Robust Mean Estimation Without a Mean: Dimension-Independent Error in Polynomial Time for Symmetric Distributions

In this work, we study the problem of robustly estimating the mean/location parameter of distributions without moment bounds. For a large class of distributions satisfying natural symmetry constraints we give a sequence of algorithms that can efficiently estimate its location without incurring dimension-dependent factors in the error. Concretely, suppose an adversary can arbitrarily corrupt an $\varepsilon$-fraction of the observed samples.
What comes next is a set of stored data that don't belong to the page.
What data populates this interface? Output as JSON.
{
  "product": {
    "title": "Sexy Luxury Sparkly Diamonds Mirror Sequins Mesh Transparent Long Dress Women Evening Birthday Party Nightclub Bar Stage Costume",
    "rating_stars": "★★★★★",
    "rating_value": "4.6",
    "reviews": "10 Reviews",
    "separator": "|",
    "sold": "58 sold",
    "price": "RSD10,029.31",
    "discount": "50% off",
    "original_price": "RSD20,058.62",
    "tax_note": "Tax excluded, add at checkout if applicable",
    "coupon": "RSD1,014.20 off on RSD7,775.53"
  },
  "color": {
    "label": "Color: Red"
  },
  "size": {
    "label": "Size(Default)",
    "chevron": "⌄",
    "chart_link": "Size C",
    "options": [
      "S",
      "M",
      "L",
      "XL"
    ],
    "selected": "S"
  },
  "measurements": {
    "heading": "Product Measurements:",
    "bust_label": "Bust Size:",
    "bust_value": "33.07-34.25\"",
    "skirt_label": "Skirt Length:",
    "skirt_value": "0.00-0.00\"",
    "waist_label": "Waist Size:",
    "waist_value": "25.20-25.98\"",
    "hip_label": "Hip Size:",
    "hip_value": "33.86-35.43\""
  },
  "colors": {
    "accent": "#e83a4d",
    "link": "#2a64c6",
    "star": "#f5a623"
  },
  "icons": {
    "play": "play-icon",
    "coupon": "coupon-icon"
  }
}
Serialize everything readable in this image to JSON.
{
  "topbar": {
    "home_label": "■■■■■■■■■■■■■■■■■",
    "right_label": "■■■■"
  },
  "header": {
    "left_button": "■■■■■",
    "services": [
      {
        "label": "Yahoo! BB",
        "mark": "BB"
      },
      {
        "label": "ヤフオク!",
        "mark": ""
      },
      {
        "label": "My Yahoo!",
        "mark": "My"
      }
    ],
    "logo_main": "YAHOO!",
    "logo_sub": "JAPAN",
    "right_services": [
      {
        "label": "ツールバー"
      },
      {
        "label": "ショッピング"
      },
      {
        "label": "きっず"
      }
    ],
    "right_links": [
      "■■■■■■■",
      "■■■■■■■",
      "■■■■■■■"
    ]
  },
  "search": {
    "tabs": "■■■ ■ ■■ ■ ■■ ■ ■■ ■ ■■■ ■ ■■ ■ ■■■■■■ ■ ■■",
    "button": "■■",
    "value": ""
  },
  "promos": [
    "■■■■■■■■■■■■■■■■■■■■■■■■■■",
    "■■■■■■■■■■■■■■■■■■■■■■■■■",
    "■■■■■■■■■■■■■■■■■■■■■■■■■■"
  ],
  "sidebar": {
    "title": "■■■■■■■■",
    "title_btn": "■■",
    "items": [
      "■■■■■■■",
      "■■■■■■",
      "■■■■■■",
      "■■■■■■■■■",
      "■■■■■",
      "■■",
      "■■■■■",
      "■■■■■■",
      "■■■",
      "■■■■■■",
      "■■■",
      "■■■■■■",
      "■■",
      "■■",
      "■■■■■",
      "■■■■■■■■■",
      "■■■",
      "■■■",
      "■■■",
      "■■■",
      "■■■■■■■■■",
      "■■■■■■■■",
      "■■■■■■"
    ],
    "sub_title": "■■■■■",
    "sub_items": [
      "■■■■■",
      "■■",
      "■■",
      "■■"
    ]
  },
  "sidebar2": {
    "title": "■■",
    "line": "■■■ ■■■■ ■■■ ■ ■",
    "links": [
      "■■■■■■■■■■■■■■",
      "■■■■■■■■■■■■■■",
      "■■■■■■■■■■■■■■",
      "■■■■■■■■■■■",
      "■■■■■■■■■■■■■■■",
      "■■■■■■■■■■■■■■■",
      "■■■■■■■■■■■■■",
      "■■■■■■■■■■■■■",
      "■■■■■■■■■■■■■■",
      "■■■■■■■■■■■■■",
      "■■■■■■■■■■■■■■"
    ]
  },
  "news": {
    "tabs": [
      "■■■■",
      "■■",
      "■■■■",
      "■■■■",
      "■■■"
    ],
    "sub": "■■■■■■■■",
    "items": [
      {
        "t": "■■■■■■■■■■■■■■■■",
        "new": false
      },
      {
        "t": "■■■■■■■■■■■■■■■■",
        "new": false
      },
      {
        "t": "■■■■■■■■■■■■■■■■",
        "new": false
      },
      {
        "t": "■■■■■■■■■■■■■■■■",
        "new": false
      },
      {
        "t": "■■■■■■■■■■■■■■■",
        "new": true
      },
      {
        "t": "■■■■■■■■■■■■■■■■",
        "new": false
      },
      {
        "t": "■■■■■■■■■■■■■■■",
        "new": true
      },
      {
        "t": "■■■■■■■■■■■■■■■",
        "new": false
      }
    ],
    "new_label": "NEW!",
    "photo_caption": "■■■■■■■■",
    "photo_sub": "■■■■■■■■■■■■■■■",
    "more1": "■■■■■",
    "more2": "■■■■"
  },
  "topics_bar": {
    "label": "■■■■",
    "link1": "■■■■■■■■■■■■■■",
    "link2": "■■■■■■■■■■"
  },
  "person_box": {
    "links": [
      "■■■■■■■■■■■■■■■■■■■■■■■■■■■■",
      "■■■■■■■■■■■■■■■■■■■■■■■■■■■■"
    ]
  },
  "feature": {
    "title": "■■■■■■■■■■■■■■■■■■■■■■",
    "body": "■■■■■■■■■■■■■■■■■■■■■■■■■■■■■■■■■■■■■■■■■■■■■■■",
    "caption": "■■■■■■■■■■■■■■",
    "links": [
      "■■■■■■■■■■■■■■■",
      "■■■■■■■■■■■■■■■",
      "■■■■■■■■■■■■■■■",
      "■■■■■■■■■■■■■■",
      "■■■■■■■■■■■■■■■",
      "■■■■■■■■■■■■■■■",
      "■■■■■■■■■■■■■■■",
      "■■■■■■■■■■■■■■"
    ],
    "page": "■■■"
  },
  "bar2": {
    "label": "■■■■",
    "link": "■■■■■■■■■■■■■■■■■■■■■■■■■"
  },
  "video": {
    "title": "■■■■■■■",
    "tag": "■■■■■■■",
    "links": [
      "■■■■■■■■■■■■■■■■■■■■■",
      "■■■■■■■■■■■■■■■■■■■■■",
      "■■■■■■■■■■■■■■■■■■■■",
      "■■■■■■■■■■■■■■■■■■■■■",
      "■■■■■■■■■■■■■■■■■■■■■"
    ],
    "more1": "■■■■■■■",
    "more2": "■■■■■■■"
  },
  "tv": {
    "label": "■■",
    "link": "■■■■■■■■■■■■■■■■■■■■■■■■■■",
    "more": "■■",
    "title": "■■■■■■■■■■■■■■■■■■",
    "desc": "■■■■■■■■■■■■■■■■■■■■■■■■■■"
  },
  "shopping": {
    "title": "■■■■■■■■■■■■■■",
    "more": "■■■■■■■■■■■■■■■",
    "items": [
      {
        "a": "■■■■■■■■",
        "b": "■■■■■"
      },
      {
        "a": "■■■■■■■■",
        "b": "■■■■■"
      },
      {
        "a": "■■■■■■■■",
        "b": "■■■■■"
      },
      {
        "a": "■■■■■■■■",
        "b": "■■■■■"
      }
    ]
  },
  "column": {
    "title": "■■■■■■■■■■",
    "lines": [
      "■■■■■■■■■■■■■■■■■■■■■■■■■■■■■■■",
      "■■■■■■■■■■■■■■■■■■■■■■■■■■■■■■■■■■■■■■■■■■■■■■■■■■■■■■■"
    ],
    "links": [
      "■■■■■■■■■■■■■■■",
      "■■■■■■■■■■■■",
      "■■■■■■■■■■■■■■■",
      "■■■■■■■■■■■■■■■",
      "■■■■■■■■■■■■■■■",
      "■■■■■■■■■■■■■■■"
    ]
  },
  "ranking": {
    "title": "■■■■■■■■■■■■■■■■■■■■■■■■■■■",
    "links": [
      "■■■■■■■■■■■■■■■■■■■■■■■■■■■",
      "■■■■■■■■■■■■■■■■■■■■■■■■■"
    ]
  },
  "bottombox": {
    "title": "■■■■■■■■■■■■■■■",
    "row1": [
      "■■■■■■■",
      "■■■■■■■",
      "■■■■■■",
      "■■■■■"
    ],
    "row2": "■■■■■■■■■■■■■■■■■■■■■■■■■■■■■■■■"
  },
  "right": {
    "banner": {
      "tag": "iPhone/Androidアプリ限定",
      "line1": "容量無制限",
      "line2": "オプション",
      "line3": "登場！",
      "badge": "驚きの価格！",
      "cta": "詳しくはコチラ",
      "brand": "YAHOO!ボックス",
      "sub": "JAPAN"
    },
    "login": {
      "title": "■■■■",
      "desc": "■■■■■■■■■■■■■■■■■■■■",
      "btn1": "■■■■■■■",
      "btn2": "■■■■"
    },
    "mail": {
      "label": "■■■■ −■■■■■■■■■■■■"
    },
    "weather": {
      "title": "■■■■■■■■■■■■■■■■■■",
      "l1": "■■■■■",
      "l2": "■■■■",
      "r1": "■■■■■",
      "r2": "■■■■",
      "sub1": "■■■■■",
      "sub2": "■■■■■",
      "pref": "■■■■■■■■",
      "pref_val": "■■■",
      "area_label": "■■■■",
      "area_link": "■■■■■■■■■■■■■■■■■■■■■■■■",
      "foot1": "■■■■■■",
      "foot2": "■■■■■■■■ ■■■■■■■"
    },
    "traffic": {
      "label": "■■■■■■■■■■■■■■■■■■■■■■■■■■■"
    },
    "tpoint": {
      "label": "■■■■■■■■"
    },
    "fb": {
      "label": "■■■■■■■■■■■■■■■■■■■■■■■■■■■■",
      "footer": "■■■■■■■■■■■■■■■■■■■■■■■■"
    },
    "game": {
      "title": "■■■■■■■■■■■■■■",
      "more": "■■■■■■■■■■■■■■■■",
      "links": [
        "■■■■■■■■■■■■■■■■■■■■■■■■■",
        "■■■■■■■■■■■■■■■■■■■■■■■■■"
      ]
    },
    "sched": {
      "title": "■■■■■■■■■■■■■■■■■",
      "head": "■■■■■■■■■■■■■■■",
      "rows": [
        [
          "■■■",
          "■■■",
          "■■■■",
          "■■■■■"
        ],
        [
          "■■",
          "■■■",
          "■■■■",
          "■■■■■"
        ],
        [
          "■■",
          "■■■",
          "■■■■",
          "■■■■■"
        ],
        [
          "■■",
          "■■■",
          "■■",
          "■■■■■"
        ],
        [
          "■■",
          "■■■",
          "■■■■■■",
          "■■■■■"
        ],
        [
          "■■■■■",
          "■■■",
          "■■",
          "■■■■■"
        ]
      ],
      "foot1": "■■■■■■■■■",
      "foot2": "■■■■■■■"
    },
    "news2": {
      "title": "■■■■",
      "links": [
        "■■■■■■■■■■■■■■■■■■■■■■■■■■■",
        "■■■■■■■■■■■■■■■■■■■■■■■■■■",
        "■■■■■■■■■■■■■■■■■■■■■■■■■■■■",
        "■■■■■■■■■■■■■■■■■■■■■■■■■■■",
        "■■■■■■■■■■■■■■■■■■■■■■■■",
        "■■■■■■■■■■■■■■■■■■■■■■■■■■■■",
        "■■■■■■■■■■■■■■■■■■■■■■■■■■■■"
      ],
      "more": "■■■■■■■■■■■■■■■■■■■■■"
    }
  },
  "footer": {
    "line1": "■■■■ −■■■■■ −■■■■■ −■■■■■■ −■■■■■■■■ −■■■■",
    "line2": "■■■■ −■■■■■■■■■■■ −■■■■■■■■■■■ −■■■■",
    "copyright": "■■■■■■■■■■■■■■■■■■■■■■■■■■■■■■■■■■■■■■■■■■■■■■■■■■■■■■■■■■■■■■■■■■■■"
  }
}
For every $k \in \mathbb{N}$, we design an estimator using time and samples $\tilde{O}({d^k})$ such that the dependence of the error on the corruption level $\varepsilon$ is an additive factor of $O(\varepsilon^{1-\frac{1}{2k}})$. The dependence on other problem parameters is also nearly optimal. Our class contains products of arbitrary symmetric one-dimensional distributions as well as elliptical distributions, a vast generalization of the Gaussian distribution. Examples include product Cauchy distributions and multi-variate $t$-distributions. In particular, even the first moment might not exist. We provide the first efficient algorithms for this class of distributions. Previously, such results where only known under boundedness assumptions on the moments of the distribution and in particular, are provably impossible in the absence of symmetry [KSS18, CTBJ22]. For the class of distributions we consider, all previous estimators either require exponential time or incur error depending on the dimension. Our algorithms are based on a generalization of the filtering technique [DK22]. We show how this machinery can be combined with Huber-loss-based approach to work with projections of the noise. Moreover, we show how sum-of-squares proofs can be used to obtain algorithmic guarantees even for distributions without first moment. We believe that this approach may find other application in future works.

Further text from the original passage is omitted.